High savings and investment, strong consumption demand in the countryside on the back of good harvests, the damping effect of a sizeable services economy on business cycles, ambitious public expenditure programmes to crank up infrastructure and wide scope for monetary expansion should, the government hopes, see us through the current crises. Valid assumptions all, except that there isn’t too much of scope of a policy tweak to ride out the tempest.
Savings, investment and consumption are forces that keep the growth trend line aloft and it would be a triumph of hope over reality to expect them to play a counter-cyclical role. That is the preserve of fiscal and monetary policy. The government admits there is significant headroom in the latter, but its silence about the former is ominous.
The Reserve Bank of India, having run a tight money policy in the last two years, has the elbow room to reduce interest rates for the next 12 months. The same cannot be said about fiscal expansion with tax revenues slowing down in a year of deceleration. Flooding the economy with money may be necessary to climb out of the trough, but the sufficient condition requires demand to be bumped up through public expenditure when households and producers are winding down their spending.
To be fair, an Interim Budget is not a platform to list policy options. The snapshot and a 10-year report card of the economy it would probably capture, however, it will likely bring into focus the constraints facing the government.

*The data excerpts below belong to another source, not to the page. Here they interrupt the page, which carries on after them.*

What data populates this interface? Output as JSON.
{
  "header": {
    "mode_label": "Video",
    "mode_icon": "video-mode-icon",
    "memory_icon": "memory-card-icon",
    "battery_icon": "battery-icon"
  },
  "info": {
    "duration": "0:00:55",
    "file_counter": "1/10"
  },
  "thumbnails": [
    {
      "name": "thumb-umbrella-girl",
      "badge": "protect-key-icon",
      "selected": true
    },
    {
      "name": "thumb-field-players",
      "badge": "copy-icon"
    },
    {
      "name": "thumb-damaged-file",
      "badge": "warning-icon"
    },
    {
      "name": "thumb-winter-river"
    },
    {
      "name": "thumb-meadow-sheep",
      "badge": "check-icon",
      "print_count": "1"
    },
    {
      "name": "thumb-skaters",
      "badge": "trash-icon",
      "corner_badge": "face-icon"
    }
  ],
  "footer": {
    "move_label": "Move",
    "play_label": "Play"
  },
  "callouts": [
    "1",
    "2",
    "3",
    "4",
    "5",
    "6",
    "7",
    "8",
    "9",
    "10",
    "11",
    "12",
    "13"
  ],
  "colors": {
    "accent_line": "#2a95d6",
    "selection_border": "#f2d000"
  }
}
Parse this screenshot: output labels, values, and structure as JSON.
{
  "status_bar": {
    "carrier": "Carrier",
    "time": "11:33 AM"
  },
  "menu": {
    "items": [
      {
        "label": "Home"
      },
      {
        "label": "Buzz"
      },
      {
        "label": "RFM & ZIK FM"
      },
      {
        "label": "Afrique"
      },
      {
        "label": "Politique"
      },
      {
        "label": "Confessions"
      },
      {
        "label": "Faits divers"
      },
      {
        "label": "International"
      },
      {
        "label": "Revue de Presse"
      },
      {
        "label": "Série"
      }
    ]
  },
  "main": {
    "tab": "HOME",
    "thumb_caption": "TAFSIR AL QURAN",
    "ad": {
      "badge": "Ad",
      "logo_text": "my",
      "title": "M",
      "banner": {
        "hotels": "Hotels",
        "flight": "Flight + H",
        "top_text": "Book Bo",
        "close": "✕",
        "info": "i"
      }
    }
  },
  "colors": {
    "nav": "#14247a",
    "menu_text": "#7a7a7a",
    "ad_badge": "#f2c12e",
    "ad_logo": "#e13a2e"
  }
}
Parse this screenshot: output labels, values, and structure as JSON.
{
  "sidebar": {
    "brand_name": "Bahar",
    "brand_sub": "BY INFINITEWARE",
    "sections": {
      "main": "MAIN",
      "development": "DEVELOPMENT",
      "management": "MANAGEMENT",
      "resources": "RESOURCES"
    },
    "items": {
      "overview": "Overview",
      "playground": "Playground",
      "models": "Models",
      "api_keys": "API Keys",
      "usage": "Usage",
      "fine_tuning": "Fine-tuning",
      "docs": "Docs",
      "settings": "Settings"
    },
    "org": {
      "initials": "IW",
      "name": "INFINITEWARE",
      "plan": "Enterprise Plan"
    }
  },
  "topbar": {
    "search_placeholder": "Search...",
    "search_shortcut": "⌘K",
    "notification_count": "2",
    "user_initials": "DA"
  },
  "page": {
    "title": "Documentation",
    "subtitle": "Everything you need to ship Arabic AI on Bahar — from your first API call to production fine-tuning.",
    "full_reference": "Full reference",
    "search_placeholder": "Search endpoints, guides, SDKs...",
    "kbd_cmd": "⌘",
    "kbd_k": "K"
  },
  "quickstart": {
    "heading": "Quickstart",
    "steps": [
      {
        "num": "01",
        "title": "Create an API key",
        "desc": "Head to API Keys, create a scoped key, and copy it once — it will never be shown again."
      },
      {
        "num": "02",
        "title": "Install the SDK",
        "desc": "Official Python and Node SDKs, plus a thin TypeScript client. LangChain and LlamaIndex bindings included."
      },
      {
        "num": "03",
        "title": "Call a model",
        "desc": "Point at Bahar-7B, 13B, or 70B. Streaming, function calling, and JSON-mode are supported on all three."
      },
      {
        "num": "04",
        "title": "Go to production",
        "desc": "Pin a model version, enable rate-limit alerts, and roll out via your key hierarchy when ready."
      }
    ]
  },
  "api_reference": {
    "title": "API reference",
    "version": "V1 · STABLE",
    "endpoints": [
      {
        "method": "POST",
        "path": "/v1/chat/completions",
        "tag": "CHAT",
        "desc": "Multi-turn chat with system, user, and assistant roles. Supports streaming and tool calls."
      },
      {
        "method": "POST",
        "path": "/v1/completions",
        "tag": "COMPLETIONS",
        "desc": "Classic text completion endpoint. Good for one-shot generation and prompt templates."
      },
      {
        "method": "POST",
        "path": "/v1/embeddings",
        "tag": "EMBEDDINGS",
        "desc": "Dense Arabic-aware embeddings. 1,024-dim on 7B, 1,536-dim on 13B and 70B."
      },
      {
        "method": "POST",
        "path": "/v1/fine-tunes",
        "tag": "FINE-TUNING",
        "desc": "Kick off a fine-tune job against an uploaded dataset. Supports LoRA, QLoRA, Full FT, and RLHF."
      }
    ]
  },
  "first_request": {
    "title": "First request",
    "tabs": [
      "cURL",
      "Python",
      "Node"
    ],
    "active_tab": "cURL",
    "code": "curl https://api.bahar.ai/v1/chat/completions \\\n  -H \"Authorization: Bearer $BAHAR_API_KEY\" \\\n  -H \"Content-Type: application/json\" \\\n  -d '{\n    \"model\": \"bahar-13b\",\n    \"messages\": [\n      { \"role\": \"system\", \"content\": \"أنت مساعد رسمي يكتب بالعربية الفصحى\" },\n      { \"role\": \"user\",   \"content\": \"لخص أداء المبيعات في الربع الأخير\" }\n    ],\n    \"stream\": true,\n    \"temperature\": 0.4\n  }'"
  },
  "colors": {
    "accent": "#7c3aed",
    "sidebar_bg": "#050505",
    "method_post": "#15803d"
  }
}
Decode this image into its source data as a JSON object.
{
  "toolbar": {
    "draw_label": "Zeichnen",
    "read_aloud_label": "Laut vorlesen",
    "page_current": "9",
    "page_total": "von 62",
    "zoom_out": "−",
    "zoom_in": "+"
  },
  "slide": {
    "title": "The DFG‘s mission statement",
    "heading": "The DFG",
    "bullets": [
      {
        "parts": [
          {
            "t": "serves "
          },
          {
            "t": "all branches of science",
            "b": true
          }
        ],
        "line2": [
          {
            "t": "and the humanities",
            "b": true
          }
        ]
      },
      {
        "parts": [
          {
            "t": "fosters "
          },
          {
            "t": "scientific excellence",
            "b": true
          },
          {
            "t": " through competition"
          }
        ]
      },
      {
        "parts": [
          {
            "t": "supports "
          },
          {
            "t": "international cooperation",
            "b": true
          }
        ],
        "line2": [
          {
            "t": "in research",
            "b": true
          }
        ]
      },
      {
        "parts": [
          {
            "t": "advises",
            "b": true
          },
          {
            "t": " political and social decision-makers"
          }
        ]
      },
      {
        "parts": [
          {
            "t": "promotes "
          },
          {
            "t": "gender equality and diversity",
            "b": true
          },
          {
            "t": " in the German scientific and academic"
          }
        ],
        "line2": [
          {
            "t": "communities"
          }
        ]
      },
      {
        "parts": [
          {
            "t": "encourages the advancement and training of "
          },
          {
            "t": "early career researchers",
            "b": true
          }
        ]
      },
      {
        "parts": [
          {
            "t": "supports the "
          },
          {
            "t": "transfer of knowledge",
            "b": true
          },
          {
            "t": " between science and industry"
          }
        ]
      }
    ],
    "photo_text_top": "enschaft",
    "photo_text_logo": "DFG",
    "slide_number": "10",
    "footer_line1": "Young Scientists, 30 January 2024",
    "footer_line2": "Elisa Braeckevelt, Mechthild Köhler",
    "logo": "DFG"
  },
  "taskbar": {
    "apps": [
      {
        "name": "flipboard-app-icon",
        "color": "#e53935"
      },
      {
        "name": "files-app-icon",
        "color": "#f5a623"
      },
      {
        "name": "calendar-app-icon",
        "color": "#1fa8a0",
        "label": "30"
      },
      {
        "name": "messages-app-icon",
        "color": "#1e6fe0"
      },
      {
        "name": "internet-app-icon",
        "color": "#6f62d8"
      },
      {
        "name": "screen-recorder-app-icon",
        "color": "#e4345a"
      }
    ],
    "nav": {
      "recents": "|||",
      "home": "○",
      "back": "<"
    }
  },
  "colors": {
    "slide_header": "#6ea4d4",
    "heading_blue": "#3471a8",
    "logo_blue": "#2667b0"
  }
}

A roadmap drawn up in 2012 had committed to reduce India’s fiscal deficit to 3% of GDP in five years demonstrating the government’s intent to walk the talk on fiscal discipline.
To finance minister P Chidambaram’s credit, he has delivered on taming the twin deficits current account and fiscal gaps — although it remains to be seen whether the fiscal consolidation exercise has eroded the resource pool to fund flagship poverty reduction programmes.
The tendency to give fiscal rectitude a pause runs strong in India but Mr Chidambaram, rightly so, has been resisting it since he took over as the ministry in 2012. Odds are that Mr Chidambaram will articulate the reasons for unwavering focus on fiscal discipline even in a poll-bound year.